ADHD coaching started in the late 1990s in which individuals saw general coaching skills as useful for helping people with ADHD. An ADHD coach is a professional trained to guide and support a person in overcoming the challenges of living with ADHD at work, at school and at home. Specifically, ADHD coaches help their clients:
- Create structures and tools to stay on track
- Improve organizing skills and design organizing systems
- Plan projects, get clear on tasks and manage time
- Increase self-awareness
- Set and reach their goals
- Improve crucial lifestyle habits such as diet, sleep and exercise
- Improve relationship and communication skills
- Identify and prioritize difficulties such as anger management, low self esteem.
- Identify strengths such as multi-tasking, lateral thinking, willingness to take risk
ADHD coaching is not psychotherapy; Instead of focusing on a person’s past and their emotional healing, coaching focuses on taking action so a person can move to where they want to go in life. Some people work with a coach while they work concurrently with a therapist or counselor. Usually the coach and client work for six months or more. At times coaching can be done through telephone three or four times a week.
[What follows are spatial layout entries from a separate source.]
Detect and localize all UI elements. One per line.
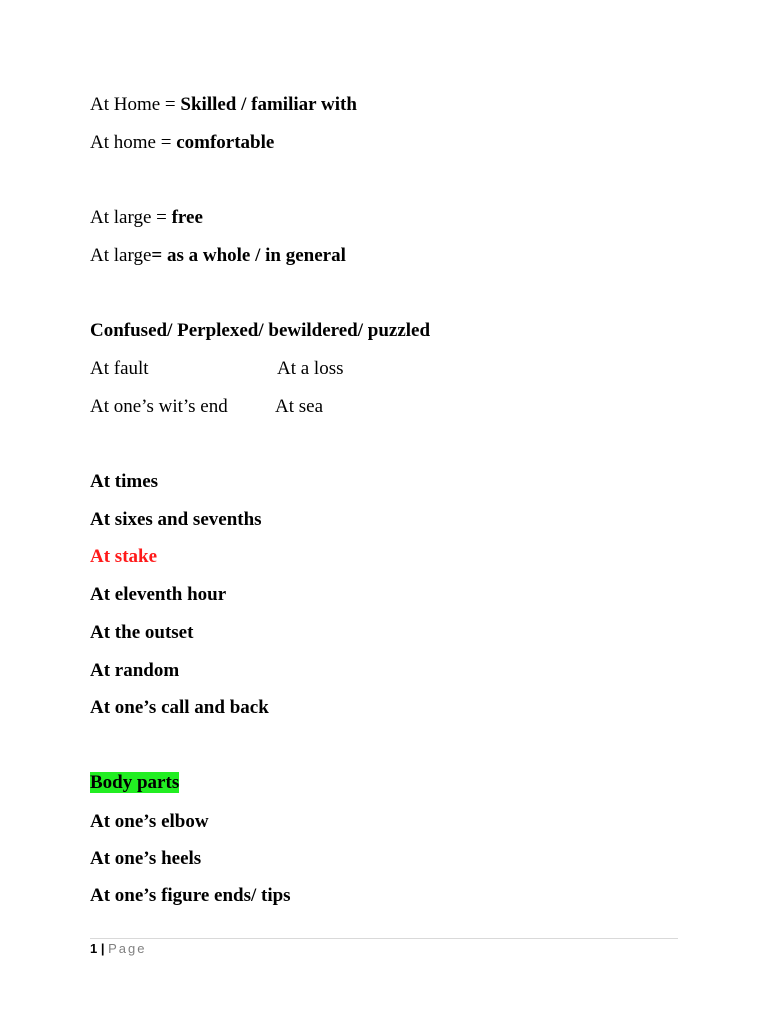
phrase-at-stake: At stake — [90, 546, 158, 567]
line-at-home-comfortable — [90, 131, 274, 155]
meaning: Skilled / familiar with — [180, 94, 357, 115]
footer-divider — [90, 938, 678, 939]
phrase-elbow: At one’s elbow — [90, 811, 209, 832]
heading-body-parts — [90, 771, 179, 795]
heading-confused: Confused/ Perplexed/ bewildered/ puzzled — [90, 320, 431, 341]
phrase-at-times: At times — [90, 471, 159, 492]
page-label: Page — [108, 941, 147, 956]
phrase-eleventh-hour: At eleventh hour — [90, 584, 227, 605]
line-wits-end-row — [90, 395, 490, 419]
phrase: At Home = — [90, 94, 181, 115]
phrase-at-sixes: At sixes and sevenths — [90, 509, 262, 530]
phrase-heels: At one’s heels — [90, 848, 202, 869]
phrase-call-and-back: At one’s call and back — [90, 697, 269, 718]
phrase: At large = — [90, 207, 172, 228]
phrase-right: At sea — [275, 396, 324, 417]
line-at-large-free — [90, 206, 203, 230]
phrase-at-random: At random — [90, 660, 180, 681]
meaning: free — [171, 207, 203, 228]
phrase-left: At fault — [90, 358, 149, 379]
line-at-large-general — [90, 244, 346, 268]
line-at-home-skilled — [90, 93, 357, 117]
page-number: 1 — [90, 941, 98, 956]
footer-separator: | — [100, 941, 105, 956]
phrase-right: At a loss — [277, 358, 344, 379]
phrase: At home = — [90, 132, 177, 153]
meaning: = as a whole / in general — [151, 245, 346, 266]
line-at-fault-row — [90, 357, 490, 381]
highlighted-heading: Body parts — [90, 772, 180, 793]
phrase: At large — [90, 245, 152, 266]
page-footer — [90, 940, 147, 958]
phrase-the-outset: At the outset — [90, 622, 194, 643]
phrase-left: At one’s wit’s end — [90, 396, 228, 417]
meaning: comfortable — [176, 132, 275, 153]
phrase-figure-ends: At one’s figure ends/ tips — [90, 885, 291, 906]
According to a research study compromising 127 students with ADHD from 8 universities and two communal done by the Edge Foundation, their coaching services were a highly effective intervention to help students improve executive functioning and related skills. Using the Learning and Study Strategies Inventory (LASSI) as a measurement they compared between two groups one who used ADHD coaching and another group that didn’t.
The difference in gain on total LASSI scores between the Edge coaching group and the comparison group was statistically significant (p < .01.The Edge coaching group had a mean gain of 182.67 points pre to post, whereas the comparison groups mean gain was only 64.05 points.